Yeah, I would say so. It’s a lot of traveling, a lot of hard work and I’ve gone through struggles where I’ve just had to work through it. It gets hard sometimes, but it’s everything I imagined. I love traveling. I love playing and I love working on my game and working through it. I’ve said before I’m addicted to trying to get better.
You’re only 22, but you’ve traveled around the world. Where’s your favorite travel destination?
My favorite place has been Dubai. I love it there. I took my mom there and that’s her favorite place to go now. I want to go back to Italy. I want there for about one day to shoot a commercial for Puma, but I’d love to go back and just hang out and sight-see. To play golf there would be amazing, too.
Are your comfortable in this growing spotlight?

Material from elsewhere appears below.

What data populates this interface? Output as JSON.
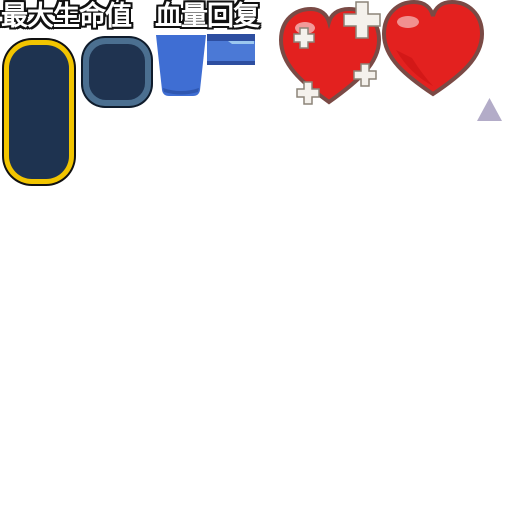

Yeah, I’m pretty comfortable with it. I love interacting with my fans whether it’s through social media or just being with them in pro-ams or sponsor events. I enjoy it. It’s a way to reach out to my fans and I’m okay with the attention. It comes with the success.
What can’t you live without?
I wouldn’t be able to live without my family, for sure. I use my iPod for music or my iPhone alot. People are surprised that I have a good amount of rappers on it. I’ve got Lil Wayne and Drake but I also have Rihanna on there and some Linkin Park and Blink 182 for work out jams to get me pumped.
Say you’re in the final pairing in the final round of a big tournament and the Golf Gods could guarantee you a birdie on either the first hole or the 18th, but not both. Which would you choose?
I would say the first hole. I like it when I come out firing. That’s what happened in the final round at (The ANA Inspiration in 2014). To set the tone and settle the nerves to start the round does a lot.
If the LPGA could add a new event at any venue in the world, where would you like it to be?
Augusta National, obviously. That’d just be sick if there was ever ladies event there.